Data Privacy and Security

Data Privacy and Security

Your privacy is important to us, and so is being transparent about how we collect, use, and share information about you.

Data Privacy

What information we collect

The plugin stores the following data:

  • Installation data sent by Jira during the installation process.
  • Issue keys when you create or open the plugin dialog window.
  • Atlassian user IDs of users who join a room.
  • The configured Jira issue field ID for saving estimated points.
  • Error data, such as stack traces and error messages, to help us improve the application.

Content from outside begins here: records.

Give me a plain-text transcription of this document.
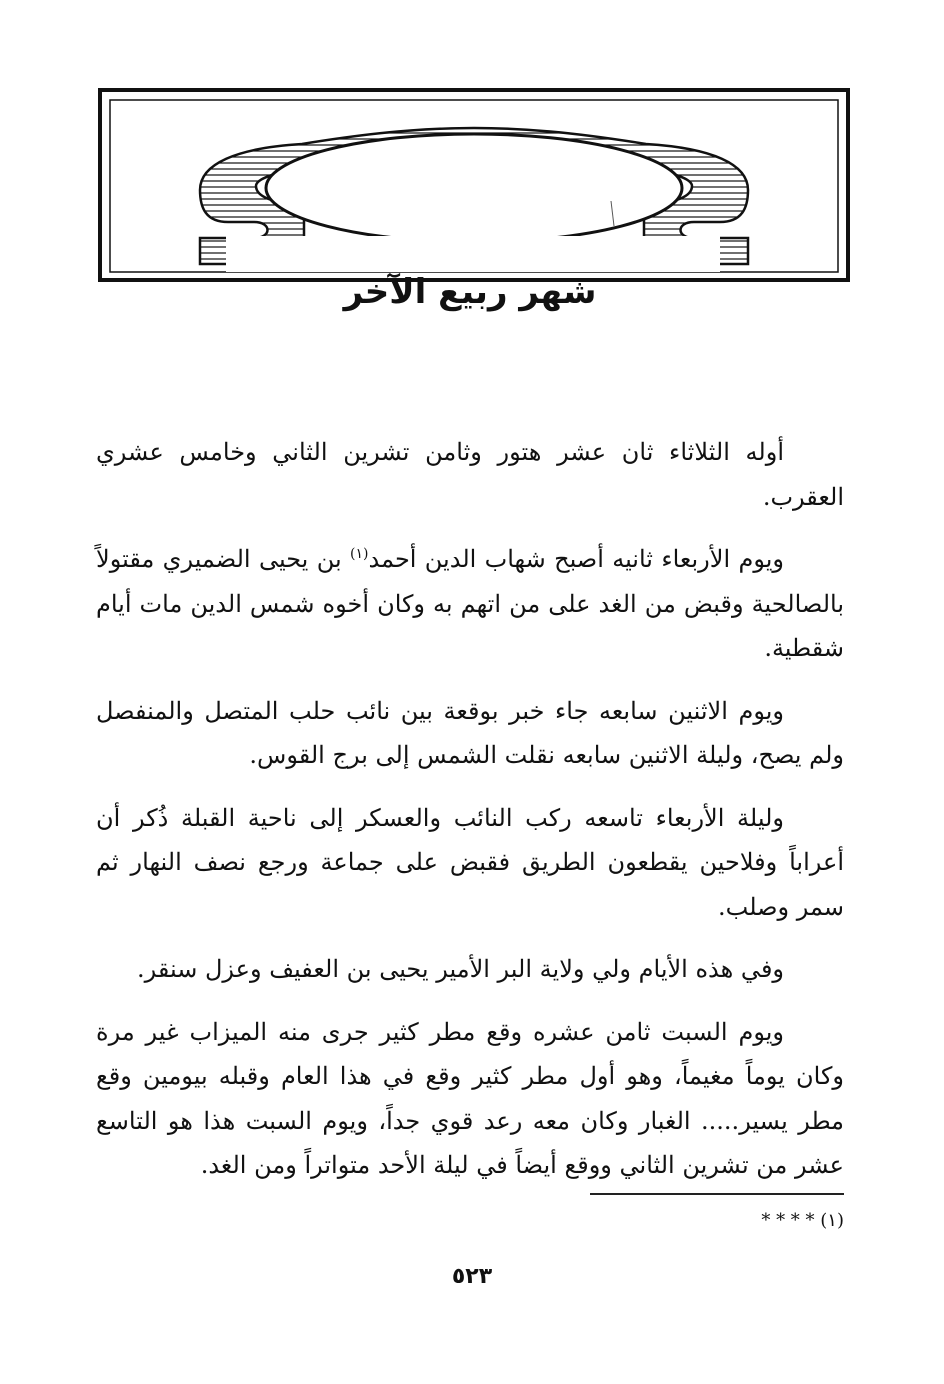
شهر ربيع الآخر

أوله الثلاثاء ثان عشر هتور وثامن تشرين الثاني وخامس عشري العقرب.

ويوم الأربعاء ثانيه أصبح شهاب الدين أحمد$^{(١)}$ بن يحيى الضميري مقتولاً بالصالحية وقبض من الغد على من اتهم به وكان أخوه شمس الدين مات أيام شقطية.

ويوم الاثنين سابعه جاء خبر بوقعة بين نائب حلب المتصل والمنفصل ولم يصح، وليلة الاثنين سابعه نقلت الشمس إلى برج القوس.

وليلة الأربعاء تاسعه ركب النائب والعسكر إلى ناحية القبلة ذُكر أن أعراباً وفلاحين يقطعون الطريق فقبض على جماعة ورجع نصف النهار ثم سمر وصلب.

وفي هذه الأيام ولي ولاية البر الأمير يحيى بن العفيف وعزل سنقر.

ويوم السبت ثامن عشره وقع مطر كثير جرى منه الميزاب غير مرة وكان يوماً مغيماً، وهو أول مطر كثير وقع في هذا العام وقبله بيومين وقع مطر يسير..... الغبار وكان معه رعد قوي جداً، ويوم السبت هذا هو التاسع عشر من تشرين الثاني ووقع أيضاً في ليلة الأحد متواتراً ومن الغد.

(١) * * * *
٥٢٣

What kind of data is read from your Jira instance

The plugin reads some additional data that exists only in your browser:

  • The list of fields in an issue is read by the browser during the configuration process. Only the ID of the chosen field is saved on our server.
  • The full names of users who join a room are read only by the browser to display the list of team members. This information is never saved on our server.

When the Room Owner clicks the “Remove room” button, all data related to that room is deleted.

How we use the information we collect

We use the collected information to provide the Product to you. Error-related data is used to improve the Product and fix bugs.

Data Residency

Agile Toolbox for Jira has instances in the US and EU. Jira automatically chooses the data residency based on your request or Jira instance location.

Security

We use industry-standard technical and organizational measures to secure the information we store, leveraging Google Cloud as our infrastructure provider. This provides a secure-by-design infrastructure, encryption at rest and in transit, a well-defined privacy policy, and advanced access management.

How we keep the Product safe

  • Development, test, and production environments are isolated.
  • Access to our infrastructure and source code is secured by 2-factor authentication and is periodically reviewed.
  • All code changes are reviewed and accepted through pull requests.
  • Deployment procedures are automated to limit access to production environments and reduce the risk of human error.
  • Security scanners are included in our build process to quickly discover and remove security bugs.